Et l'histoire ? Oh, un truc simple : deux royaumes qui menacent d'en venir aux mains. L'un (d'inspiration protestante façon "Toute ostentation est mauvaise") a promis à son voisin (une théocratie où certains hommes ressuscitent pour devenir des dieux temporaires) d'envoyer une princesse pour respecter un vieux pacte. Le roi n'envoie pas la bonne princesse, ce qui va entraîner un mic-mac politique avec toujours l'idée d'une guerre qui pèse comme une épée de Damoclès. En fait, le récit met de l'avant une princesse un peu gourdasse mais énergique qui va apprendre à la dure ce qu'est la géopolitique en débarquant dans un royaume qu'elle a appris à détester depuis toujours. On suit également sa frangine, celle qui devait se marier au Roi-Dieu voisin, qui se lance à corps perdu dans une tentative de sauvetage de sa petite soeur. Accessoirement, on regarde aller un personnage solitaire qui bidouille de la magie et manie une épée intelligente. Ah oui, le récit met aussi en scène un dieu local qui passe son temps à jouer au con. Ils se croisent bien évidemment tous à mesure que l'intrigue avance jusqu'au happy end prévisible.

Disons que Sanderson est plus doué avec les systèmes de magie que pour raconter les histoires. Je suis arrivé malgré tout à m'intéresser à la perte de l'innocence de la jeune princesse plongée dans un système de valeurs qui lui est étranger. Les vicissitudes de sa grande soeur m'ont laissé de glace. Le dieu qui cache son jeu sous des dehors de crétins nihilistes était plaisant à suivre. Le mystérieux magicien avec l'épée qui parle, par contre, j'ai détesté. Surtout qu'il sert finalement à boucler l'histoire d'une manière très grossière. Le bouquin met progressivement la table pour raconter le conflit entre les deux royaumes, pour expliquer comment fonctionne la théocratie. C'est pas extraordinaire, mais ça allait. Sauf qu'à la fin, l'histoire s'accélère à la va-vite pour bâcler le final en deux coups de cuillère à pot. C'est frustrant. Sanderson est un peu un éjaculateur précoce, d'un point de vue littéraire. On commence à peine à se mettre dans le bain que lui termine sa petite affaire dans son coin sans se soucier de son partenaire.

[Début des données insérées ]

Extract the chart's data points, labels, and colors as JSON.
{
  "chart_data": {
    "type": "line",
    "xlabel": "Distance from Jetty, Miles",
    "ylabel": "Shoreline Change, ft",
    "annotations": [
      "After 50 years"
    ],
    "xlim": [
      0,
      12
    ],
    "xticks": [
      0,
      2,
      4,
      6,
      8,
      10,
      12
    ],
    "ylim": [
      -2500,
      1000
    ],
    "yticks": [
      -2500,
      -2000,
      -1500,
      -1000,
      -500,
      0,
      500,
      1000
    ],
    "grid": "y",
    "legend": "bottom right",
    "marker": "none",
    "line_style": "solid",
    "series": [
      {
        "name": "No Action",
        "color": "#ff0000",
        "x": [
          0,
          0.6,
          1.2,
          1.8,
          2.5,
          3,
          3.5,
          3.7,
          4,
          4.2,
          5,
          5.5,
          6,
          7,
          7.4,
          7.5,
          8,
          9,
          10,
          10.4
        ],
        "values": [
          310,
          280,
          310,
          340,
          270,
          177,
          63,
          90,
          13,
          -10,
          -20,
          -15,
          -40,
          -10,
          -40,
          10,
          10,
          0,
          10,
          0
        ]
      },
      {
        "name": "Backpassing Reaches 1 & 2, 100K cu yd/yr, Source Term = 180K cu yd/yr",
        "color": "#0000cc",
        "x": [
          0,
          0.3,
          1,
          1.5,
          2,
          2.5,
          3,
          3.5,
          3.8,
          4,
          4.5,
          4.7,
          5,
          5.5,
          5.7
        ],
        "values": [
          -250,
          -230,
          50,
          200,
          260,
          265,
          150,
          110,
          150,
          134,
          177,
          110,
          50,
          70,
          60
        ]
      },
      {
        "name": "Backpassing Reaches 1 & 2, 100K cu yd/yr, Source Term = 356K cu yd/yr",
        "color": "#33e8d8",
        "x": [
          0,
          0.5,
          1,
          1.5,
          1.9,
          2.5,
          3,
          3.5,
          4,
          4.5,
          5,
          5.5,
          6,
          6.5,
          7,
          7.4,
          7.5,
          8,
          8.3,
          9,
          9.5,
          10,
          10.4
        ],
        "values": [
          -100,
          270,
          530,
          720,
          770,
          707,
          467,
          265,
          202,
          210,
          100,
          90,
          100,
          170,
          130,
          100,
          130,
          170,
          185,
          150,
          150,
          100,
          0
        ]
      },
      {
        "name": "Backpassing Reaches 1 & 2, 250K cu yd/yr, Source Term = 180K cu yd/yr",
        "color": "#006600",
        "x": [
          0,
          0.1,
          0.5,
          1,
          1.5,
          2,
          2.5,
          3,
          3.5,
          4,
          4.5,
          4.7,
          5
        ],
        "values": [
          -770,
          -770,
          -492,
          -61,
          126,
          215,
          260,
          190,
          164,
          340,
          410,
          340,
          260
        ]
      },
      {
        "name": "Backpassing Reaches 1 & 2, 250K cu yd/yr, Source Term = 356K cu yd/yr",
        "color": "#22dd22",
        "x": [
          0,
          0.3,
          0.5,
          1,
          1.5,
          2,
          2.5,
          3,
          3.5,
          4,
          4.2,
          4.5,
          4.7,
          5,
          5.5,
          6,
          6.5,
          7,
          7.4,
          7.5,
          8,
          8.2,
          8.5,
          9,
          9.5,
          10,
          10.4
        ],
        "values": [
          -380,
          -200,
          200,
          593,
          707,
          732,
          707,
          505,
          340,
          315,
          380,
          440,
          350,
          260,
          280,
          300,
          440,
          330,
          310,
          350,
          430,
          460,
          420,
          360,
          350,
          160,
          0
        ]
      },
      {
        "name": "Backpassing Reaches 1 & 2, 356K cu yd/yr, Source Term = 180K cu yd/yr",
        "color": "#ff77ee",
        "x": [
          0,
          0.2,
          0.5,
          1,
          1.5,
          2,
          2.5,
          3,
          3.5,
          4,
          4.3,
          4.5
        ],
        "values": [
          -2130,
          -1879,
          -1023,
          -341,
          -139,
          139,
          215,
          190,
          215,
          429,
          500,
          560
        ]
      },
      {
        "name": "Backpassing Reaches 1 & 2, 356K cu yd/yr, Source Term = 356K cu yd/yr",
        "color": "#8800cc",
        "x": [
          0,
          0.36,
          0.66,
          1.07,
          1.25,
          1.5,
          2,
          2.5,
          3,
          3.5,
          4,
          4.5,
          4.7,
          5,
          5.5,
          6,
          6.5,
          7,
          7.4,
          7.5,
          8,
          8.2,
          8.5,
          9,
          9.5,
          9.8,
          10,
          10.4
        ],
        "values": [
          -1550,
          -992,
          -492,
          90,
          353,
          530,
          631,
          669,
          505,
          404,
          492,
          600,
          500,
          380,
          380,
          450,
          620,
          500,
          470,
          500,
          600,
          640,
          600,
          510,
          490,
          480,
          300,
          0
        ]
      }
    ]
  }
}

Bon, pendant que j'y suis, je vais y aller d'une remarque plus générale : les apostrophes dans les noms fantasy. C'est nul. Pire, c'est un tue-l'amour. Moi des noms de bled comme T'Telir, ça me fait décrocher. Et comme en plus l'auteur ne décrit pas du tout la cité en question (alors que toute l'histoire se déroule en ses murs), ça donne vraiment l'impression que ce sont des décors de carton-pâte, des noms créés en tapant au pif sur son clavier puis jetés au hasard sur une carte moche dessinée par le petit frère d'un cousin spécialisé dans le Crayola.

Vais-je lire d'autres livres de Brandon Sanderson ? Oui (s'ils sont eux aussi gratuits), car c'est un bon technicien. Il a de bonnes idées fantasy (comme son jeu avec les couleurs, qui est simple mais très efficace). Un bon coup d'un soir, quoi. Mais comme il a le lyrisme d'un fonctionnaire de sous-préfecture, il me donne l'impression d'être un Auguste Maquet qui n'a pas rencontré son Alexandre Dumas. Ce n'est pas pour rien qu'il a pris la suite de Robert Jordan sur la Roue du Temps : c'est un bon élève qui peut imiter le style du maître.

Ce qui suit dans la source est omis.